Faktor dalam Revitalisasi Identitas Nasional Bangsa Indonesia Semakin maraknya semangat globalisasi membuat berbagai negara semakin gencar terlibat dalam interaksi global. Baik itu dalam skala bilateral, regional, ataupun multilateral. Semua orang juga sekarang semakin bergerak menyatu menjadi sebuah masyarakat dunia, terutama dengan adanya internet. Namun semakin dunia bersatu, keberadaan identitas sebuah bangsa menjadi semakin penting, terutama karena identitas bangsa yang akan menjadi landasan kita dalam mengembangkan potensi yang dimiliki negara ini. Agar dapat bertahan dari derasnya arus perubahan di era globalisasi ini, Indonesia perlu segera melakukan revitalisasi terhadap identitas bangsanya. Ada dua faktor yang diperlukan dalam proses revitalisasi identitas bangsa, yaitu partisipasi publik dan kepemimpinan. A. Faktor partisipasi publik Faktor ini menjadi penting karena agar sebuah identitas bangsa dapat menjadi faktor pemersatu maka publik atau masyarakat harus mendukungnya. Belajar dari pengalaman masa Orde Baru, sebuah pemahaman yang dipaksakan kepada masyarakat tidak dapat bertahan lama. Oleh karena itu, agar mendapatkan penerimaan dan dukungan dari masyarakat, mereka harus dilibatkan seluas-luasnya dalam proses revitalisasi identitas bangsa. Walau terlihat ideal, konsep partisipasi publik dikritik sebagai sebuah konsep yang akan menghabiskan banyak waktu dan sumber daya negara. Terutama karena dianggap tidak mungkin atau sulit untuk menemukan konsensus yang dapat diterima oleh semua masyarakat. Ini berkaitan dengan kelemahan sistem demokrasi yaitu dihargainya keberadaan perbedaan pendapat, sehingga ketika makin banyak pendapat maka makin sulit untuk mencapai sebuah titik temu. B. Faktor Kepemimpinan Faktor ini sangat penting dan diperlukan. Keberadaan seorang atau beberapa orang pemimpin bangsa berfungsi untuk tiga hal. Pertama, memulai inisiatif untuk melakukan revitalisasi identitas bangsa. Kedua, memantau dan memastikan berjalannya partisipasi publik dalam revitalisasi identitas bangsa. Ketiga, menyimpulkan hasil diskusi masyarakat tentang identitas bangsa Indonesia yang baru.
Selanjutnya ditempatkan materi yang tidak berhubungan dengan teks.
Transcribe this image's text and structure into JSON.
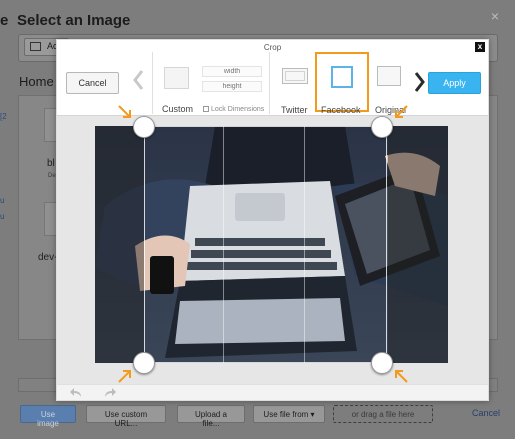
{
  "background": {
    "title": "Select an Image",
    "title_left_fragment": "e",
    "close_glyph": "×",
    "actions_button": "Acti",
    "breadcrumb": "Home /",
    "items": [
      {
        "label": "bl",
        "sub": "De"
      },
      {
        "label": "dev-h",
        "sub": ""
      }
    ],
    "side_fragments": [
      "[2",
      "u",
      "u"
    ],
    "buttons": {
      "use_image": "Use image",
      "use_custom_url": "Use custom URL...",
      "upload_file": "Upload a file...",
      "use_file_from": "Use file from ▾",
      "drag_file": "or drag a file here",
      "cancel": "Cancel"
    }
  },
  "crop": {
    "title": "Crop",
    "close_glyph": "x",
    "cancel_label": "Cancel",
    "apply_label": "Apply",
    "custom_label": "Custom",
    "width_placeholder": "width",
    "height_placeholder": "height",
    "lock_label": "Lock Dimensions",
    "presets": [
      {
        "label": "Twitter",
        "selected": false
      },
      {
        "label": "Facebook",
        "selected": true
      },
      {
        "label": "Original",
        "selected": false
      }
    ],
    "highlight_color": "#f29a1b",
    "apply_color": "#39b4f0",
    "selected_swatch_color": "#5cb3e6"
  }
}
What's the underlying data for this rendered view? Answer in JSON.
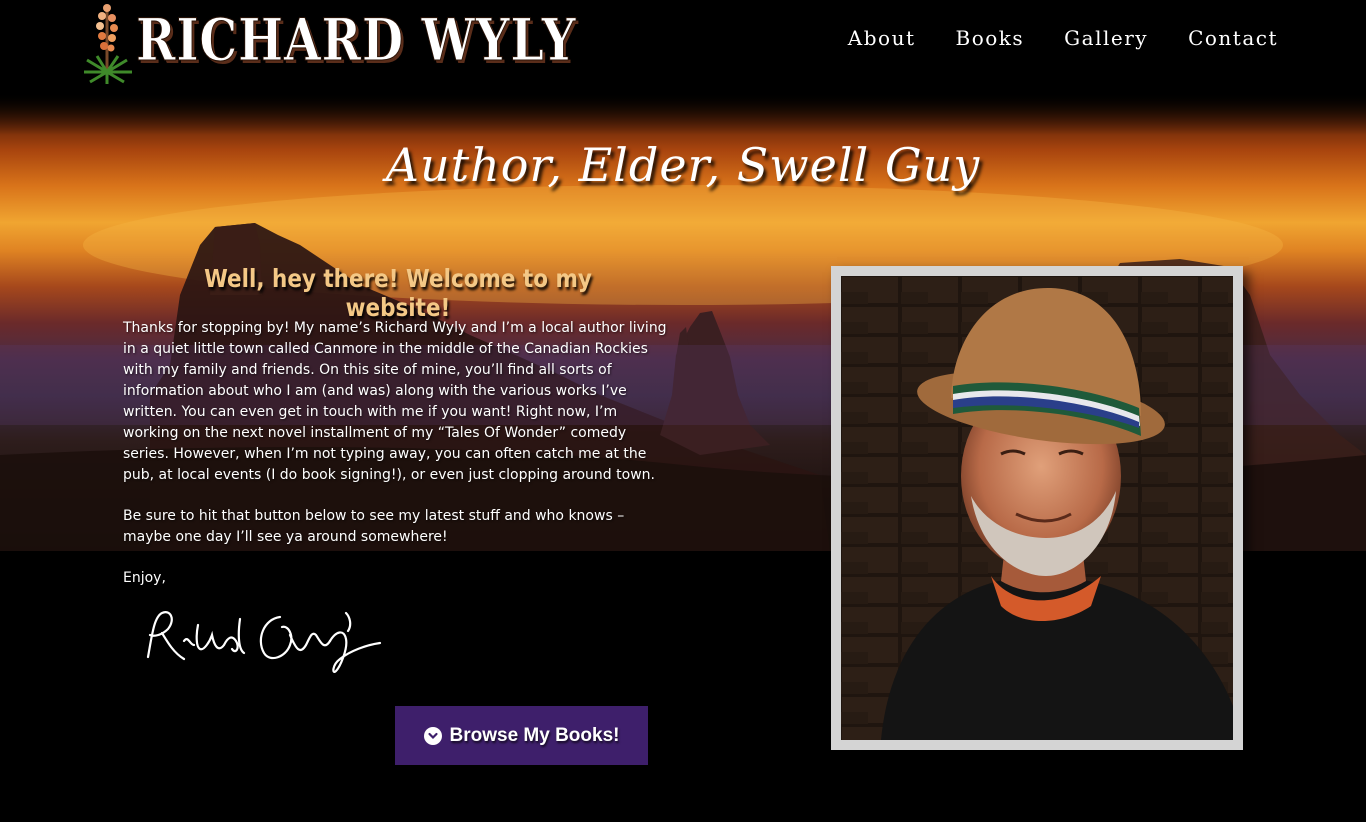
{
  "site": {
    "name": "RICHARD WYLY"
  },
  "nav": {
    "items": [
      "About",
      "Books",
      "Gallery",
      "Contact"
    ]
  },
  "hero": {
    "heading": "Author, Elder, Swell Guy",
    "welcome": "Well, hey there! Welcome to my website!"
  },
  "intro": {
    "paragraph1": "Thanks for stopping by! My name’s Richard Wyly and I’m a local author living in a quiet little town called Canmore in the middle of the Canadian Rockies with my family and friends. On this site of mine, you’ll find all sorts of information about who I am (and was) along with the various works I’ve written. You can even get in touch with me if you want! Right now, I’m working on the next novel installment of my “Tales Of Wonder” comedy series. However, when I’m not typing away, you can often catch me at the pub, at local events (I do book signing!), or even just clopping around town.",
    "paragraph2": "Be sure to hit that button below to see my latest stuff and who knows – maybe one day I’ll see ya around somewhere!",
    "signoff": "Enjoy,",
    "signature": "Richard Wyly"
  },
  "cta": {
    "label": "Browse My Books!",
    "icon": "chevron-down-circle-icon"
  },
  "colors": {
    "button": "#3e1f6b",
    "welcome_heading": "#f4c886",
    "frame": "#d4d4d4",
    "background": "#000000"
  }
}
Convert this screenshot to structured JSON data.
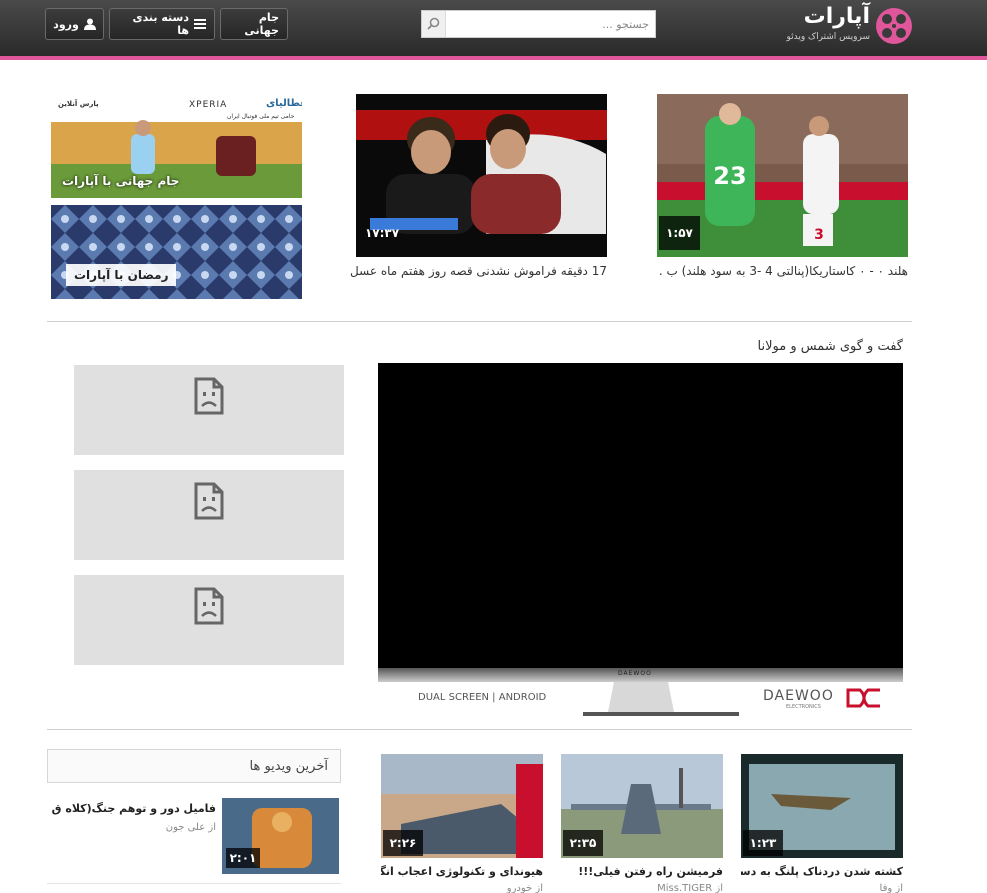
{
  "header": {
    "logo_name": "آپارات",
    "logo_tagline": "سرویس اشتراک ویدئو",
    "search_placeholder": "جستجو ...",
    "buttons": {
      "world_cup": "جام جهانی",
      "categories": "دسته بندی ها",
      "login": "ورود"
    },
    "accent_color": "#e0569a"
  },
  "featured": [
    {
      "title": "هلند ۰ - ۰ کاستاریکا(پنالتی 4 -3 به سود هلند) ب .",
      "duration": "۱:۵۷"
    },
    {
      "title": "17 دقیقه فراموش نشدنی قصه روز هفتم ماه عسل",
      "duration": "۱۷:۳۷"
    }
  ],
  "promos": [
    {
      "label": "جام جهانی با آپارات",
      "brands": [
        "عطالیای",
        "XPERIA",
        "پارس آنلاین"
      ],
      "sub": "حامی تیم ملی فوتبال ایران"
    },
    {
      "label": "رمضان با آپارات"
    }
  ],
  "player_section": {
    "title": "گفت و گوی شمس و مولانا",
    "brand_left": "DUAL SCREEN | ANDROID",
    "brand_right": "DAEWOO",
    "brand_right_sub": "ELECTRONICS",
    "bezel_brand": "DAEWOO"
  },
  "latest": {
    "title": "آخرین ویدیو ها",
    "items": [
      {
        "title": "فامیل دور و توهم جنگ(کلاه ق ..",
        "author": "از علی جون",
        "duration": "۲:۰۱"
      }
    ]
  },
  "bottom_videos": [
    {
      "title": "هیوندای و تکنولوژی اعجاب انگیز..",
      "author": "از خودرو",
      "duration": "۲:۲۶"
    },
    {
      "title": "فرمیشن راه رفتن فیلی!!!",
      "author": "از Miss.TIGER",
      "duration": "۲:۳۵"
    },
    {
      "title": "کشته شدن دردناک پلنگ به دست..",
      "author": "از وفا",
      "duration": "۱:۲۳"
    }
  ]
}
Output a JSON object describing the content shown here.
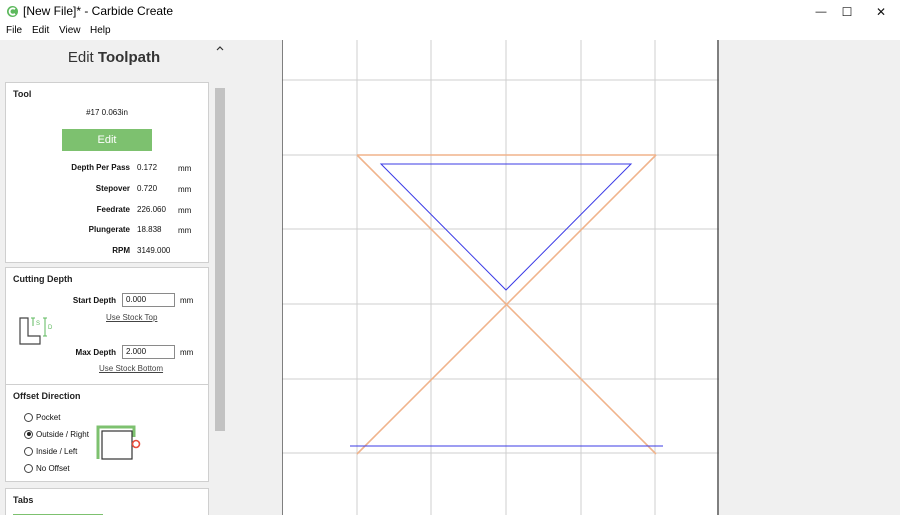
{
  "window": {
    "title": "[New File]* - Carbide Create",
    "controls": {
      "minimize": "—",
      "maximize": "☐",
      "close": "✕"
    }
  },
  "menu": [
    "File",
    "Edit",
    "View",
    "Help"
  ],
  "panel": {
    "title_light": "Edit",
    "title_bold": "Toolpath",
    "tool": {
      "heading": "Tool",
      "tool_name": "#17 0.063in",
      "edit_label": "Edit",
      "params": [
        {
          "label": "Depth Per Pass",
          "value": "0.172",
          "unit": "mm"
        },
        {
          "label": "Stepover",
          "value": "0.720",
          "unit": "mm"
        },
        {
          "label": "Feedrate",
          "value": "226.060",
          "unit": "mm"
        },
        {
          "label": "Plungerate",
          "value": "18.838",
          "unit": "mm"
        },
        {
          "label": "RPM",
          "value": "3149.000",
          "unit": ""
        }
      ]
    },
    "cutting_depth": {
      "heading": "Cutting Depth",
      "start_label": "Start Depth",
      "start_value": "0.000",
      "start_unit": "mm",
      "use_stock_top": "Use Stock Top",
      "max_label": "Max Depth",
      "max_value": "2.000",
      "max_unit": "mm",
      "use_stock_bottom": "Use Stock Bottom",
      "diagram_labels": [
        "S",
        "D"
      ]
    },
    "offset_direction": {
      "heading": "Offset Direction",
      "options": [
        {
          "label": "Pocket",
          "selected": false
        },
        {
          "label": "Outside / Right",
          "selected": true
        },
        {
          "label": "Inside / Left",
          "selected": false
        },
        {
          "label": "No Offset",
          "selected": false
        }
      ]
    },
    "tabs": {
      "heading": "Tabs"
    }
  },
  "colors": {
    "accent_green": "#7dc16f",
    "toolpath_orange": "#f0b48c",
    "offset_blue": "#3b3be6",
    "grid_gray": "#cfcfcf"
  }
}
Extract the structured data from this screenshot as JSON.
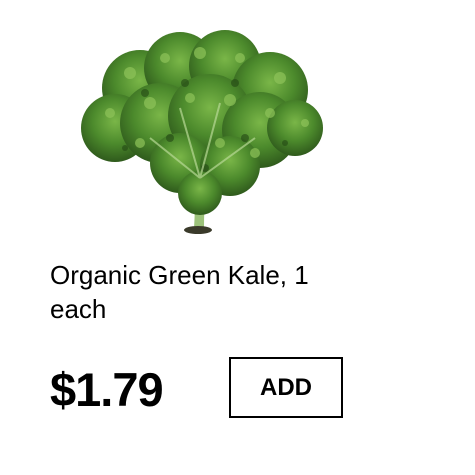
{
  "product": {
    "name": "Organic Green Kale, 1 each",
    "price": "$1.79",
    "image_icon": "kale-image",
    "colors": {
      "leaf_dark": "#2f5a1c",
      "leaf_mid": "#4c8a2c",
      "leaf_light": "#7ab648",
      "stem": "#9cc27a"
    }
  },
  "actions": {
    "add_label": "ADD"
  }
}
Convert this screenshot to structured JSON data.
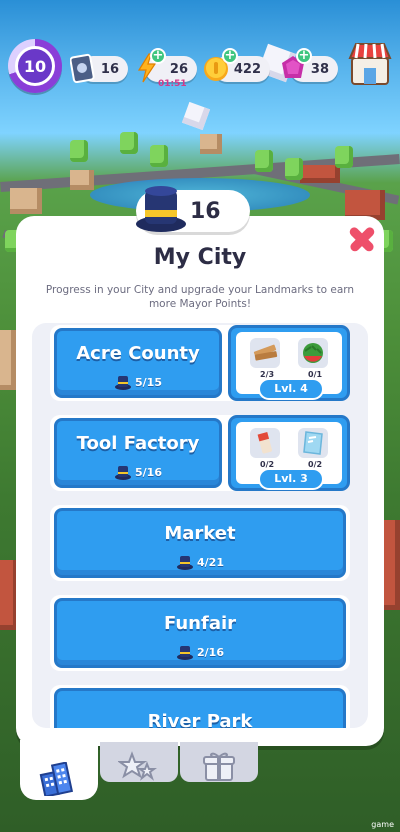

Semakin para pemimpin bangsa itu dipercaya oleh masyarakat banyak maka hasil kesimpulan yang mereka

sampaikan akan lebih mudah diterima masyarakat. Ini akan mempercepat dan memudahkan proses revitalisasi identitas bangsa. Harus diperhitungkan juga para pemimpin masyarakat yang tidak menjabat di pemerintahan tapi memang sudah dipandang sebagai pemimpin bangsa. Mereka inilah yang seharusnya berperan sebagai penggerak dan pemandu masyarakat dalam proses revitalisasi identitas bangsa. Tanpa peran aktif dari para pemimpin bangsa Indonesia maka revitalisasi identitas bangsa kita mungkin tidak akan pernah selesai atau prosesnya menjadi tidak terarah. Selain peran para pemimpin, agar proses revitalisasi identitas bangsa dapat menjadi semakin terarah, perlu dipahami juga akar atau sumber identitas bangsa yang perlu dibahas oleh masyarakat. Menurut Huntington (2004), identitas memiliki enam sumber utama, yaitu demografis, budaya, wilayah, politik, ekonomi, dan kehidupan sosial. Keenam sumber identitas ini yang kemudian menjadi dasar bersatunya sekelompok orang. Untuk keperluan melakukan revitalisasi identitas bangsa Indonesia, keenam sumber tersebut dapat disederhakan menjadi dua aspek, yaitu nilai dan cita-cita bangsa. Perihal aspek cita-cita bangsa, di luar cita-cita normatif seperti bangsa yang berdaulat dan sejahtera, masyarakat perlu memikirkan bangsa Indonesia ingin dikenal sebagai apa di mata dunia, atau Indonesia ingin mengambil posisi apa di papan catur dunia. Tentunya ini tetap harus dikaitkan dengan nilai bangsa serta potensi yang dimiliki oleh Indonesia agar tidak menjadi cita-cita yang semu. Sebenarnya ada dua posisi di dunia yang Indonesia bisa tempati dengan potensi yang kita miliki. Pertama, karena Indonesia negara penghasil emiten karbon ketiga terbesar di dunia, Indonesia dapat menjadi negara yang memimpin gerakan menghambat pemanasan global. Kedua, karena Indonesia adalah negara yang telah berhasil menyatukan beragam suku, budaya & bahasa daerah, serta agama melalui demokrasi, Indonesia dapat menjadi tolok ukur bagi negara lain dalam pengelolaan konflik horizontal. Apapun posisi yang akan diambil Indonesia nantinya di kancah internasional, semua akan bergantung pada hasil revitalisasi identitas bangsa Indonesia.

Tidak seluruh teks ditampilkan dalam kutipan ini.